Both sides instead spent much of Sunday preparing for the strike, with the school district trying to match substitute teachers to anticipated needs and taking other steps in a bid to keep schools open, and the union’s strike captains planning to meet to discuss their plans.
The strained negotiations over ProComp, the district’s complex teacher pay system, has exposed deep philosophical divides about how teachers should be paid. But the dispute is about more than that: it comes with a backdrop of heightened teacher activism nationally and pent-up frustration locally among opponents of Denver school reforms dating back more than a decade.
On Sunday morning, the room in a district building that had been crammed with red-clad teachers during intense bargaining sessions took on a dramatically different feel.
Cordova and three district staff members sat alone huddled over laptops in one corner of a square table. The only other people in the room were reporters.
Cordova said the union’s decision not to come back to the table was “incredibly disappointing” given that this will end in a deal and there was still time to potentially avert a strike.
“The most important thing we can do is get to work,” she said. “I am not sure I understand why they think we should wait until Tuesday.

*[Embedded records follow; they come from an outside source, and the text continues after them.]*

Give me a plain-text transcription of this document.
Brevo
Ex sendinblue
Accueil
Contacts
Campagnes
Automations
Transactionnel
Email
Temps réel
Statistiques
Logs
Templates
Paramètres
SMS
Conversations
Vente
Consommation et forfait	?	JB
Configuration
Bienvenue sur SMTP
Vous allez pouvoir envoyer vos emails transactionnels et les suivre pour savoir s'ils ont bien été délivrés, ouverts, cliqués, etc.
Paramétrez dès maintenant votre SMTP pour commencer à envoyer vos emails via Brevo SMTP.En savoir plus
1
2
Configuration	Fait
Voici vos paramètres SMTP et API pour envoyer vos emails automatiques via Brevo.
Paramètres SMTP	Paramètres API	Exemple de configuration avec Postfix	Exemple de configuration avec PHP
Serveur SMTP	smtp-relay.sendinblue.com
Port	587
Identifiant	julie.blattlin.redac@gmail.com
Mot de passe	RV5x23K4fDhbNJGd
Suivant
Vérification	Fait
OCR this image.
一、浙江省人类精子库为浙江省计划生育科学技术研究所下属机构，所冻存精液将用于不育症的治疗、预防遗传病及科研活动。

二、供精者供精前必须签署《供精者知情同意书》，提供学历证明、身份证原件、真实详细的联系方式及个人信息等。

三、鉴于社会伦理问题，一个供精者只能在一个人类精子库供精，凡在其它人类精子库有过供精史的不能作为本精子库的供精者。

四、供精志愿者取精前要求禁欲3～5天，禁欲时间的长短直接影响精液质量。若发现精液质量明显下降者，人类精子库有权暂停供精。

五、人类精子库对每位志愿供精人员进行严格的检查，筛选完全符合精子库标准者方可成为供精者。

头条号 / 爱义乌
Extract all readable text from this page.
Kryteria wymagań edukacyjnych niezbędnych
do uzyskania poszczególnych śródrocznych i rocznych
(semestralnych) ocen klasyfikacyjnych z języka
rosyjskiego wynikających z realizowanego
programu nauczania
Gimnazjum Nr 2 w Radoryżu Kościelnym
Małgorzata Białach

They don’t even want to meet tomorrow.”
On Saturday night, the district offered what Cordova framed as a significant proposal: eliminating performance bonuses for executive staff and cutting even deeper into administrative expenses — eliminating 150 central office jobs — and pouring the money into boosting bonuses for teachers working in schools identified as a highest priority to $3,000 from $2,500.
The union, however, advocates for eliminating that bonus altogether and using the money to boost the base pay for all district teachers. Union leaders believe the best way to attract and retain teachers is to offer them a competitive, stable salary, instead of bonuses that could come and go depending on a school’s demographics or other factors outside of their control.
District officials have been seeking to draw a starker contrast between those divisions, and Cordova continued Sunday when talking to the media.
“I want to say it over and over and over again that this is an issue of equity,” she said in an interview with Chalkbeat. “And equity isn’t equal. And I don’t believe it’s in our city’s best interest to take money out of the hands of teachers working in higher poverty places to spread around the city so everyone gets an increase.”
Cordova said the district has taken significant steps forward in negotiations and the union has not.
Hendricks, the DCTA negotiator, said Cordova made the district’s last offer sound good at first, but it “didn’t move us forward at all.” She said the union had good reason to skip what felt like a publicity stunt on Sunday.
“The negotiations have been very emotional for both sides,” said Hendricks, a math teacher at Emily Griffith High School. “I think a cooling-off period would do some good in terms of moving negotiations forward a little bit more productively.”
No one knows exactly what to expect when teachers form picket lines outside schools Monday.
The district says it has been gathering information from principals about how many teachers they expect to walk out, although it’s impossible to know for sure until the strike begins.
As of 8:45 a.m. Sunday, the district had fielded 2,024 requests from schools for substitute teachers, said Debbie Hearty, the district’s human resources chief. Of those, 284 assignments had been made and accepted from the district’s sub pool, which has been bolstered in preparation for the strike, she said. DPS officials are paying subs $200 a day, twice the usual rate.
The district also has 1,400 central office staff ready to substitute-teach if they’re licensed, or fulfill other tasks like monitoring hallways and lunchrooms if they’re not.
Student attendance is key to the staffing puzzle. If many parents keep their children home, not as many substitutes and support staff will be needed.
Cordova noted that during the recent Los Angeles strike, student attendance was higher in high-poverty schools, where parents are far less likely to have flexible schedules and be able to get off work to care for their children. District officials expect a similar dynamic in Denver, where 65 percent of students qualify for government-subsidized lunches, one measure of poverty.
Melanie Asmar contributed to this report.